About the Hawaii Clean Energy Initiative
The Hawaii Clean Energy Initiative is charting a new path toward an energy-independent future for Hawaii. Today, imported oil supplies 80 percent of Hawaii’s energy. Our dependence on oil threatens our most precious resources—the land, air, and water that sustain us. And it places our economic security at risk. Simply stated, our current way of meeting our energy needs is not sustainable. Hawaii must alter its course.
The Hawaii Clean Energy Initiative is a partnership between the State of Hawaii and the U.S. Department of Energy that launched in 2008. It brings together business leaders, policy makers, and concerned citizens committed to leading Hawaii to energy independence.
Since HCEI was established, Hawaii has significantly increased both its renewable energy portfolio standards (RPS) levels and its energy efficiency portfolio standards (EEPS) levels.
Under the RPS, renewable energy accounted for 23.4 percent of utility electricity sales in 2015, up from 9.4 percent in 2008. Over the same period, the amount of electricity saved from efficiency measures under the EEPS increased to 1,575 gigawatt-hours, from 870 gigawatt-hours.

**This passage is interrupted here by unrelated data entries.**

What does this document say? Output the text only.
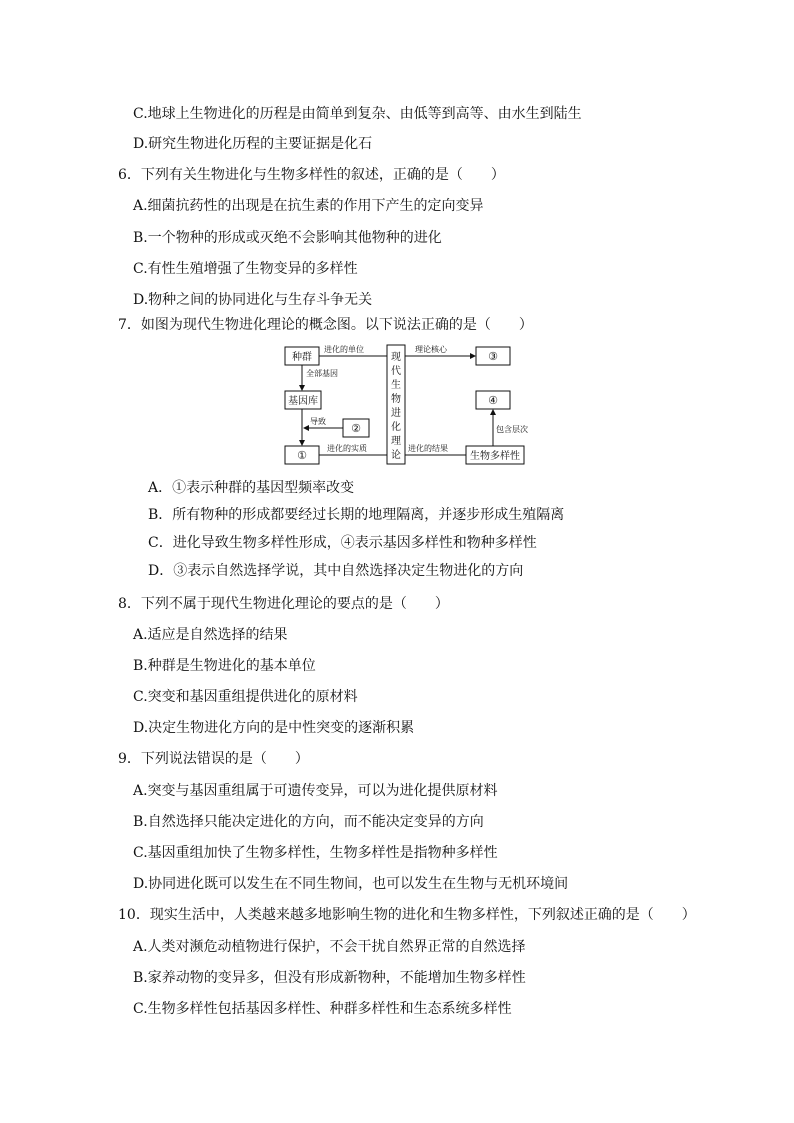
C.地球上生物进化的历程是由简单到复杂、由低等到高等、由水生到陆生
D.研究生物进化历程的主要证据是化石
6．下列有关生物进化与生物多样性的叙述，正确的是（　　）
A.细菌抗药性的出现是在抗生素的作用下产生的定向变异
B.一个物种的形成或灭绝不会影响其他物种的进化
C.有性生殖增强了生物变异的多样性
D.物种之间的协同进化与生存斗争无关
7．如图为现代生物进化理论的概念图。以下说法正确的是（　　）
种群
基因库
①
②
③
④
生物多样性
现
代
生
物
进
化
理
论
进化的单位
全部基因
导致
进化的实质
理论核心
进化的结果
包含层次
A．①表示种群的基因型频率改变
B．所有物种的形成都要经过长期的地理隔离，并逐步形成生殖隔离
C．进化导致生物多样性形成，④表示基因多样性和物种多样性
D．③表示自然选择学说，其中自然选择决定生物进化的方向
8．下列不属于现代生物进化理论的要点的是（　　）
A.适应是自然选择的结果
B.种群是生物进化的基本单位
C.突变和基因重组提供进化的原材料
D.决定生物进化方向的是中性突变的逐渐积累
9．下列说法错误的是（　　）
A.突变与基因重组属于可遗传变异，可以为进化提供原材料
B.自然选择只能决定进化的方向，而不能决定变异的方向
C.基因重组加快了生物多样性，生物多样性是指物种多样性
D.协同进化既可以发生在不同生物间，也可以发生在生物与无机环境间
10．现实生活中，人类越来越多地影响生物的进化和生物多样性，下列叙述正确的是（　　）
A.人类对濒危动植物进行保护，不会干扰自然界正常的自然选择
B.家养动物的变异多，但没有形成新物种，不能增加生物多样性
C.生物多样性包括基因多样性、种群多样性和生态系统多样性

The latest recommitment, in 2014, established Hawaii’s leadership in setting bold clean energy goals. That includes a bigger focus on HCEI’s third area of concern, transportation. HCEI MAX aims to reduce petroleum use in Hawaii’s transportation sector, an important focus given that transportation accounts for two-thirds of the state’s overall energy mix. Other goals include the nation’s first-ever 100 percent renewable energy portfolio standard by the year 2045 and a reduction in electricity consumption by 4,300 gigawatt-hours (GWh) by 2030 – enough energy to power 7,962,963 refrigerators for an entire year.

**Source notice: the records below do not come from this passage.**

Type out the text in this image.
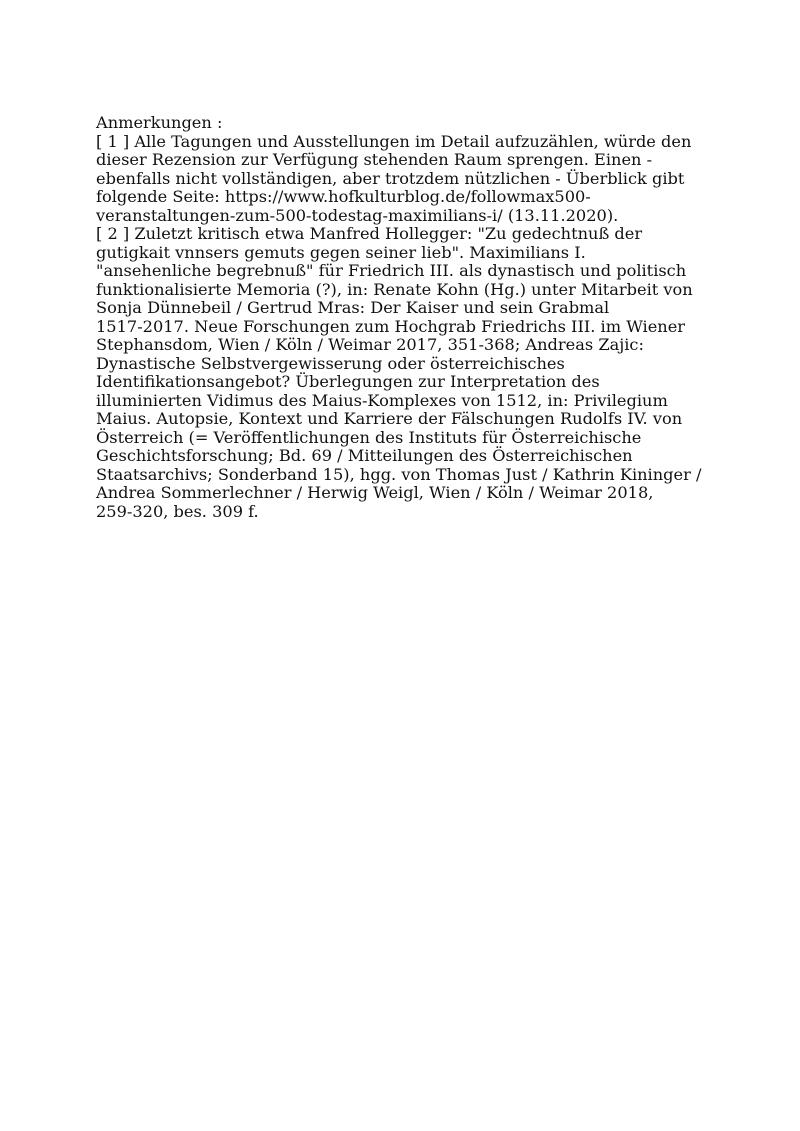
Anmerkungen :
[ 1 ] Alle Tagungen und Ausstellungen im Detail aufzuzählen, würde den
dieser Rezension zur Verfügung stehenden Raum sprengen. Einen -
ebenfalls nicht vollständigen, aber trotzdem nützlichen - Überblick gibt
folgende Seite: https://www.hofkulturblog.de/followmax500-
veranstaltungen-zum-500-todestag-maximilians-i/ (13.11.2020).
[ 2 ] Zuletzt kritisch etwa Manfred Hollegger: "Zu gedechtnuß der
gutigkait vnnsers gemuts gegen seiner lieb". Maximilians I.
"ansehenliche begrebnuß" für Friedrich III. als dynastisch und politisch
funktionalisierte Memoria (?), in: Renate Kohn (Hg.) unter Mitarbeit von
Sonja Dünnebeil / Gertrud Mras: Der Kaiser und sein Grabmal
1517-2017. Neue Forschungen zum Hochgrab Friedrichs III. im Wiener
Stephansdom, Wien / Köln / Weimar 2017, 351-368; Andreas Zajic:
Dynastische Selbstvergewisserung oder österreichisches
Identifikationsangebot? Überlegungen zur Interpretation des
illuminierten Vidimus des Maius-Komplexes von 1512, in: Privilegium
Maius. Autopsie, Kontext und Karriere der Fälschungen Rudolfs IV. von
Österreich (= Veröffentlichungen des Instituts für Österreichische
Geschichtsforschung; Bd. 69 / Mitteilungen des Österreichischen
Staatsarchivs; Sonderband 15), hgg. von Thomas Just / Kathrin Kininger /
Andrea Sommerlechner / Herwig Weigl, Wien / Köln / Weimar 2018,
259-320, bes. 309 f.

Since the formation of HCEI, great strides have been made toward achieving energy independence. To continue the momentum in meeting Hawaii’s clean energy goals, HCEI is structured for collaborative engagement and partnerships with all stakeholders. A core Executive Management Team (EMT), consisting primarily of state and federal government representatives, will focus on achieving Hawaii’s clean energy goals. The EMT will appoint an Advisory Board Chair and also engage with the Advisory Board, Strike Teams, and External Stakeholders. Charrettes will bring vital stakeholders together and provide a format for dialog and critical thinking around developing issues.